浦和の左サイドが「狩場」に。スペイン人指揮官はどう立て直すのか (2ページ目)

  • 小宮良之●文 text by Komiya Yoshiyuki
  • 佐野美樹●写真 photo by Sano Miki

◆リカルド新監督「浦和は常に相手を上回って、勝たなければいけない」>>

 ボールをつなげるのは簡単ではない。ロドリゲス監督の戦術が浸透するのに、時間が必要なのだろう。今は道半ばというよりも、始まったばかりだ。

 前半、浦和はプレスをかいくぐってゴール前に迫り、プレッシングでパスミスを誘うシーンも作った。横浜FMが受け身になったこともあって、前半のラスト10分は優勢に試合を進めていた。伊藤敦樹が中盤のラインの裏でボールを受け、左サイドを走った汰木にスルーパスを入れ、折り返したボールを決定的なシュートまで持ち込んだ。

<Romper>

 まさにラインを破り、スペースを崩していた。

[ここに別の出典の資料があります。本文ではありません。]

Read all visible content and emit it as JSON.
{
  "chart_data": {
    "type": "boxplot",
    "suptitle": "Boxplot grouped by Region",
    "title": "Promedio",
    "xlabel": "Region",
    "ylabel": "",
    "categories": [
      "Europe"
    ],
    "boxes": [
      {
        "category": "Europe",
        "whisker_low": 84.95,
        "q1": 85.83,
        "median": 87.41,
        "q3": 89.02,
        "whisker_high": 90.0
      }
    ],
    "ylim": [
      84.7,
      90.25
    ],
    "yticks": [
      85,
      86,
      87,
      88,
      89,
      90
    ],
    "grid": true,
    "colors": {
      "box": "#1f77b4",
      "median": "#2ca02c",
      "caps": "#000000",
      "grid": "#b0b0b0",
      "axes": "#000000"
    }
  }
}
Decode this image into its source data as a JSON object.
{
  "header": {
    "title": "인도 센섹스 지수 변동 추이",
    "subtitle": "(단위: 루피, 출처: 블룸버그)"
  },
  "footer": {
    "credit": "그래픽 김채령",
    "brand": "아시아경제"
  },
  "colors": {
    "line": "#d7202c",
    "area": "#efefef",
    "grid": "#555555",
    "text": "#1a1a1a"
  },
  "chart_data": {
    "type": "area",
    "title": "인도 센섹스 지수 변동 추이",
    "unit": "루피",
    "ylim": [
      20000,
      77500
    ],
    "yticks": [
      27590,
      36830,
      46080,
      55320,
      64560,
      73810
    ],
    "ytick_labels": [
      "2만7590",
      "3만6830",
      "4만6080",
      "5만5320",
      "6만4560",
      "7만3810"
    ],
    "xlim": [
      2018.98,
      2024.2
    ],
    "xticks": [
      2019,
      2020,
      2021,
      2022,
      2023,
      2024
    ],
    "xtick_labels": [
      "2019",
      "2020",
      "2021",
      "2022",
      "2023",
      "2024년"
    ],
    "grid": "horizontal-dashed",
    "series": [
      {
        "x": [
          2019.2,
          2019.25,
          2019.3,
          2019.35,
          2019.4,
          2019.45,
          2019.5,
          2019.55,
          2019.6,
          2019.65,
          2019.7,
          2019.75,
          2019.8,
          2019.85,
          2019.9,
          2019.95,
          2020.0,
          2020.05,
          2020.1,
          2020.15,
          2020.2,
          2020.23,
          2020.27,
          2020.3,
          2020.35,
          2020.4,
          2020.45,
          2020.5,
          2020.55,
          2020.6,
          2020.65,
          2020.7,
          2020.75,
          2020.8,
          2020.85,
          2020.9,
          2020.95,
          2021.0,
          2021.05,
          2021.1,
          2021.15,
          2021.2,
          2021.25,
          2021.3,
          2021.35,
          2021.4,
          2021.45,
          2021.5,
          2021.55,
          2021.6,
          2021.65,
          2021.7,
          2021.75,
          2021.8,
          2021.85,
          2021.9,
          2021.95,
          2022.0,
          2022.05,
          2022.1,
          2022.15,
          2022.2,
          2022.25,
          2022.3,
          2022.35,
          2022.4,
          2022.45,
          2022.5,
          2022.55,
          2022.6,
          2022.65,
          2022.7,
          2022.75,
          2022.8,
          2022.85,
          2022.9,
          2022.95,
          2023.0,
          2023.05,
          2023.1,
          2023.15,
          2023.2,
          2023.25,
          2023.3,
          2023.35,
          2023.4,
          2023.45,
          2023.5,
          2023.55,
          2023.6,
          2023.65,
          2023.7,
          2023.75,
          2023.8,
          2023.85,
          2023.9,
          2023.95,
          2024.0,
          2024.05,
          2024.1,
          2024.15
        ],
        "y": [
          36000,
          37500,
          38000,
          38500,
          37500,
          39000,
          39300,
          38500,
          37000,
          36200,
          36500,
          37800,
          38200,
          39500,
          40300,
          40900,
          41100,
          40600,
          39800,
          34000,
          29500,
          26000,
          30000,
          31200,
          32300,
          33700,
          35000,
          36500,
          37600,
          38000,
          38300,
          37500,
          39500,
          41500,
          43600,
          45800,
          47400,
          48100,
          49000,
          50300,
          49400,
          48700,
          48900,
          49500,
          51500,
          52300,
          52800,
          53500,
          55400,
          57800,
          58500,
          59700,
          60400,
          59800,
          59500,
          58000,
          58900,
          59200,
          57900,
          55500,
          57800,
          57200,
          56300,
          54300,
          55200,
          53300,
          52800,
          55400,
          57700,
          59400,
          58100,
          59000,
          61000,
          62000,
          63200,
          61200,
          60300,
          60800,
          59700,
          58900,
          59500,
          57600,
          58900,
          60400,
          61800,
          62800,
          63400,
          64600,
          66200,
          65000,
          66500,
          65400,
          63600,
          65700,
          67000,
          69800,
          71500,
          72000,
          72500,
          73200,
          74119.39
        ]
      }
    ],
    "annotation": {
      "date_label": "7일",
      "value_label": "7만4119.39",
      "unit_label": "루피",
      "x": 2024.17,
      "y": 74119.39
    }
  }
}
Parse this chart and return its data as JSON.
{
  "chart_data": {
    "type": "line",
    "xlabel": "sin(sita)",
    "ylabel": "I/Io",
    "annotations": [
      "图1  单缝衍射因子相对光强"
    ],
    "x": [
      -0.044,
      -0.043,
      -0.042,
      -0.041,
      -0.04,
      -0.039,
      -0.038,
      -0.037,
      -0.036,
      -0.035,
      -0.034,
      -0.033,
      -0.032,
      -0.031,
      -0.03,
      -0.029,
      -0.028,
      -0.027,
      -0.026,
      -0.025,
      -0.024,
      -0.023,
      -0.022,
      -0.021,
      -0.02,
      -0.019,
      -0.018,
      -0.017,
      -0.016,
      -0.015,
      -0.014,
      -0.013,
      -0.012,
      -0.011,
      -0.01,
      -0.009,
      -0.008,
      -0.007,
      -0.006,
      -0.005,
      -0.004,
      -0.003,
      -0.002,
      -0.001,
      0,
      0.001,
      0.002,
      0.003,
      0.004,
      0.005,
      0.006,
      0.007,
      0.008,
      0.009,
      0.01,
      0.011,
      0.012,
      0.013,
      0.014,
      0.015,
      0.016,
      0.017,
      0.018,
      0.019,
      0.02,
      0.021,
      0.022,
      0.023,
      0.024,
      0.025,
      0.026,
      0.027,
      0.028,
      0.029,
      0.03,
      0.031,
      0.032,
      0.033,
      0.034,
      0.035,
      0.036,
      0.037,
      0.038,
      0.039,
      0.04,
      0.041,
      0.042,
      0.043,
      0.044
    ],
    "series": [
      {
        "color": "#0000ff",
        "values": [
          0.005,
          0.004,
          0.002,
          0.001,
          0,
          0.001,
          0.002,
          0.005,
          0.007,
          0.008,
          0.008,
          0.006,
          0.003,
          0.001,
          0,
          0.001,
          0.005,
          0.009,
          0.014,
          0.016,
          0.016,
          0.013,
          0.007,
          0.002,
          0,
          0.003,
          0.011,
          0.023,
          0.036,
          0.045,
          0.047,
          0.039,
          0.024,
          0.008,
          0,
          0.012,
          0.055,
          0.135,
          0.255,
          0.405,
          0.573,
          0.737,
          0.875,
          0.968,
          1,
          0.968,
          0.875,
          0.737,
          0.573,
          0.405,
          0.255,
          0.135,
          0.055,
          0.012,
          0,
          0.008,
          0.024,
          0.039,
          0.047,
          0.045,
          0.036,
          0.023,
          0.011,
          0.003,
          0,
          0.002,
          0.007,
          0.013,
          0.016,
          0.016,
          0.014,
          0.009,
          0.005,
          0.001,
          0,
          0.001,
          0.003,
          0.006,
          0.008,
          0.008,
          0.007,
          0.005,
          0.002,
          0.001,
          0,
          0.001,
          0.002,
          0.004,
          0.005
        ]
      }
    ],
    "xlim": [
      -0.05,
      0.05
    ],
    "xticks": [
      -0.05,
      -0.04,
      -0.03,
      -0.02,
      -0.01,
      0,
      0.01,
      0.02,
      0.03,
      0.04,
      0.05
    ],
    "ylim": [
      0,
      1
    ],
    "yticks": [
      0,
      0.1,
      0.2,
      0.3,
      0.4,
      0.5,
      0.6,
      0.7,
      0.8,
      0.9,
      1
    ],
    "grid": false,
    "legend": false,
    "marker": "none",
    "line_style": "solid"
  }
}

ロドリゲス監督の狙いどおりだ。

「2点取られた後、自分たちもいくつかチャンスを作ることができました。でも、そこでの質が足りない。決定力不足とも言えますが、チャンスの数も90分間を通してもっと増やさないと」(浦和・小泉佳穂)

 浦和の攻撃は単発だった。後半はほとんどチャンスを作れていない。激しさを増した横浜FMの連動を前に、常に後手に回った。とりわけ浦和の左サイドは横浜FMの"狩場"になっていた。

 55分、浦和は敵陣まで攻め込んだものの、呆気なくカウンターを食らい、ラインが破られる。先制点と同じく、帰陣していない左サイドバックが空けたスペースにボールを流し込まれた。その折り返しを相手のサイドバックに決められたのだ。

 3-0とリードされた後も、狙いをつけられた左サイドは炎上同然だった。にもかかわらず、ロドリゲス監督は何の指示も出していない。開幕以来、左の攻撃力はチームの武器になりつつあったが、裏返しにされたら弱点になることはスカウティング段階でわかっていたはずだが......。

「(試合を通じて)マリノスの方が上回っていたのは事実だろう。しかし我々が敵陣でプレーし、ラインを破る場面もあった。改善が見られた部分もあり、その質を上げていきたい」(浦和・ロドリゲス監督)

 浦和が1、2点取っていてもおかしくはなかったが、横浜FMがもう4、5点取っていてもおかしくない試合だった。ロドリゲス浦和の完敗だ。